The city's general manager of infrastructure services, Michael Thompson, says the fee paid to CAA is worth less than 0.1 per cent of the value of the agreements.
"Typically, as we work with consulting teams in this field, we would be looking at what's a percentage of the total deal? And so, at less than one per cent of the total deal price, we feel that was really great value for Calgarians," said Thompson.
"We really valued the work that we did with CAA Icon, helping us to structure this deal."
He says the entire process was about finding the best value and the best outcome for Calgarians, something he believes the company understood.
The entire project — including Scotia Place and the new entertainment district — has a value of almost $1.2 billion. Its design was unveiled earlier this week.
CAA Icon is now working for the city in another capacity.
It is the development manager for the new arena, which includes overseeing the design process, obtaining necessary approvals and guiding the construction of the event centre block over the course of a three-year period.
For that job, the company is being paid $18.9 million, and CAA Icon won the contract after a competitive bid process earlier in 2023.

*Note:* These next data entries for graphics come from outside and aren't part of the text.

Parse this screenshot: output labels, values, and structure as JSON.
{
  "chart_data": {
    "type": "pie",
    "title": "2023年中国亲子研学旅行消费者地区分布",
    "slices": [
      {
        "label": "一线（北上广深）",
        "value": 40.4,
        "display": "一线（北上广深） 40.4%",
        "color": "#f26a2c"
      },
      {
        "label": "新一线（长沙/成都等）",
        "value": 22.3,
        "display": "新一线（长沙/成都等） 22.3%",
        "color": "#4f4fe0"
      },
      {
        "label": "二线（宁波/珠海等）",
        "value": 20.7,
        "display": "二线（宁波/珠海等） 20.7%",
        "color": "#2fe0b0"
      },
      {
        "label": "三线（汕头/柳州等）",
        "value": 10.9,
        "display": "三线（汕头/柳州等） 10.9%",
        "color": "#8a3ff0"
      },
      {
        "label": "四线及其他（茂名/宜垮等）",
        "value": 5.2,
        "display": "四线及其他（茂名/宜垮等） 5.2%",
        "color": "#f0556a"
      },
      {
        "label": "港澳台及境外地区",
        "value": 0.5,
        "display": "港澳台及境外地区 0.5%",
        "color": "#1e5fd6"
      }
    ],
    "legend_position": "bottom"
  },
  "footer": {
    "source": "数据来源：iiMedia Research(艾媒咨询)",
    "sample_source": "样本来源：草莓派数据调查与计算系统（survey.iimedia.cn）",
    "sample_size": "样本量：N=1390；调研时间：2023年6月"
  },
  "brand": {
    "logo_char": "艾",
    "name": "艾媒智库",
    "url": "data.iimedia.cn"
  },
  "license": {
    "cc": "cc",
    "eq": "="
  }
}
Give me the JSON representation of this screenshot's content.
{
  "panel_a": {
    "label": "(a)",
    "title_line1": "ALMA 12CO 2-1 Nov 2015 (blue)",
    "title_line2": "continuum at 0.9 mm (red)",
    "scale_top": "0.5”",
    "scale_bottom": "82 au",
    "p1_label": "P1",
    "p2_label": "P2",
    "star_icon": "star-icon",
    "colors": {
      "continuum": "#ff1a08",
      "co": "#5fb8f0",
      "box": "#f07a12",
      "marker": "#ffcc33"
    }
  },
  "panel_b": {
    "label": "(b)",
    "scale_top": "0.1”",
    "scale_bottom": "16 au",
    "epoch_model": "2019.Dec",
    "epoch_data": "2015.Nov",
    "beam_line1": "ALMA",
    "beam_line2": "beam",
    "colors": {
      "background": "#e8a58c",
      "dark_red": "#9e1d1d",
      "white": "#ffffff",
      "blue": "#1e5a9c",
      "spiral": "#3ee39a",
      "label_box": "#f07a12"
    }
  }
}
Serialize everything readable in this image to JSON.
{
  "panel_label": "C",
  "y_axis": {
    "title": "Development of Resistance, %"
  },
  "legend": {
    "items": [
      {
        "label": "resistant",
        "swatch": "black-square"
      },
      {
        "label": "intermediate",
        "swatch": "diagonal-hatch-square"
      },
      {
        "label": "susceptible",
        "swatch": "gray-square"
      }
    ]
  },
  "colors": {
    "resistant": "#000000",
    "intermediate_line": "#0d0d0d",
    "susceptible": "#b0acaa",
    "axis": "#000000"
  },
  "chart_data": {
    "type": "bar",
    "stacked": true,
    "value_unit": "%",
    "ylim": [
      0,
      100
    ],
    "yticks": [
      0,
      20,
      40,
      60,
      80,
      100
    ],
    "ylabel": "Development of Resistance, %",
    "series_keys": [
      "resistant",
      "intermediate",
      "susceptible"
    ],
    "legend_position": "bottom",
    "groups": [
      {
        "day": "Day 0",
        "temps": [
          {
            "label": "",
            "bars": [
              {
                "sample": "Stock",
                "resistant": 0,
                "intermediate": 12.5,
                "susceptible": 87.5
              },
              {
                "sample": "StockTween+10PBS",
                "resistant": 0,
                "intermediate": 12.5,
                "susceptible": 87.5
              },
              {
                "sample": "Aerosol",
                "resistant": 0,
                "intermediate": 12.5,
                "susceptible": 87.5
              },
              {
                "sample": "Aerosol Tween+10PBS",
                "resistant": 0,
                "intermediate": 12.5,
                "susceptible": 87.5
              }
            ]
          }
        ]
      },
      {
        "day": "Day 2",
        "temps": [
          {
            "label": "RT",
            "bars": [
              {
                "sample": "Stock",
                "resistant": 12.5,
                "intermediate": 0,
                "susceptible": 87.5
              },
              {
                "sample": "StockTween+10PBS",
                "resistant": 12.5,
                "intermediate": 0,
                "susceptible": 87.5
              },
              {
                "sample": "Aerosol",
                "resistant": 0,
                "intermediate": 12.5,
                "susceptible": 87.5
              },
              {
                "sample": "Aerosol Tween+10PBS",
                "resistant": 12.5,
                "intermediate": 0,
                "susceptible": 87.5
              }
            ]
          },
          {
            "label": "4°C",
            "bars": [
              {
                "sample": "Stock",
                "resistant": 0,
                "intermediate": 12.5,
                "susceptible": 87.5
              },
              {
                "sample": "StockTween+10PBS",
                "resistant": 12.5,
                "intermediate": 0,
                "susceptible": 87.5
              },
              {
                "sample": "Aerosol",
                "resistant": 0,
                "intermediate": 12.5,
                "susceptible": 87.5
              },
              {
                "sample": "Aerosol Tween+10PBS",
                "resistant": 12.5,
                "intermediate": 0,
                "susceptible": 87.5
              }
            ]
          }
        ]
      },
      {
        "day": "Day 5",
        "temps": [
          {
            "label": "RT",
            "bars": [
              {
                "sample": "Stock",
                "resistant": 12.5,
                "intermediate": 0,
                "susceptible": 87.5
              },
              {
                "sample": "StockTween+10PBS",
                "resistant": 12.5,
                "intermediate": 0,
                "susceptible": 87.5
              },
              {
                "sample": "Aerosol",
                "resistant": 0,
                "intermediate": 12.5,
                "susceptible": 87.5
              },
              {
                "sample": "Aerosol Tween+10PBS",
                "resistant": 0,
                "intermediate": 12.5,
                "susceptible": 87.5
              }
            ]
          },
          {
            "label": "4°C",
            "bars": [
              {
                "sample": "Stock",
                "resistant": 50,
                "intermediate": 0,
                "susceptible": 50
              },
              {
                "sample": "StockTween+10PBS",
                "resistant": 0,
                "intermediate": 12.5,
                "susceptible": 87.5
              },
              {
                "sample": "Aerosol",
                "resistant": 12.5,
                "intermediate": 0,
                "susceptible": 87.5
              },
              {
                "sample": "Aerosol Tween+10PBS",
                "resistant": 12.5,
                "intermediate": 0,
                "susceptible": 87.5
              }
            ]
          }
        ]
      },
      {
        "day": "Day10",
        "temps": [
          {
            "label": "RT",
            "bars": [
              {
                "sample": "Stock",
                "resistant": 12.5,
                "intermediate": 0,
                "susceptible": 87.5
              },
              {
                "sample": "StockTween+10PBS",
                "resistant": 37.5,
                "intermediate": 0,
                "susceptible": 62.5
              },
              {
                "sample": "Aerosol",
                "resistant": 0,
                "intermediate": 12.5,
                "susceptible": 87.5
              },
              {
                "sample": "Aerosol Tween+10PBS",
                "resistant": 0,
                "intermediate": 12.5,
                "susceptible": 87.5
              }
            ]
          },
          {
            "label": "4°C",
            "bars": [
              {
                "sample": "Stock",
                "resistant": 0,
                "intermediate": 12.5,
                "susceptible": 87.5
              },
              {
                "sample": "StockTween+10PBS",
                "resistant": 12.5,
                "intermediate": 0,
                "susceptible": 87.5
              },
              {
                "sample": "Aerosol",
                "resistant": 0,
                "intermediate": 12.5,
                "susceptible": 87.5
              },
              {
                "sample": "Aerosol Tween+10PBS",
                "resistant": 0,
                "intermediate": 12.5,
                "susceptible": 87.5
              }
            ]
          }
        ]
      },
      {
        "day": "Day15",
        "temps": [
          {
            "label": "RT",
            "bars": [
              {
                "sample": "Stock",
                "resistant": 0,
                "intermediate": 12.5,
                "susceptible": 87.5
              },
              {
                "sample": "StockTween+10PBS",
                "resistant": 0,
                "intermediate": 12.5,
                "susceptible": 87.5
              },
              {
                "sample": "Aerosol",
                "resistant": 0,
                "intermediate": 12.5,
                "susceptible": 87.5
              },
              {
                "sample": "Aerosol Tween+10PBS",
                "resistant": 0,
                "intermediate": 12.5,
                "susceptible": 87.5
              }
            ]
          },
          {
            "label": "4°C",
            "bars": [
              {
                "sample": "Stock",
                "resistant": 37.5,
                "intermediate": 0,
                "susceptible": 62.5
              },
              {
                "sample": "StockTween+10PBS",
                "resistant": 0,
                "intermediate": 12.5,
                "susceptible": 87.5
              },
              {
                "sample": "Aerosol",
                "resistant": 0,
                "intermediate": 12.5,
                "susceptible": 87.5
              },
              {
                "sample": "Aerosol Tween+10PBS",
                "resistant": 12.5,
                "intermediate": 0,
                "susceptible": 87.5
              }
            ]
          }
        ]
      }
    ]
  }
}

The groundbreaking was held earlier this week for the new Scotia Place arena. It's slated to open in 2027.
The city-owned building will be the home of the Calgary Flames for 35 years, under the terms of the agreement.
CSEC will be in charge of operating the building and it will earn revenues from the use of the facility, but has agreed to pay the city $17 million per year for the use of the building, an amount that will increase by one per cent annually over the term of the deal.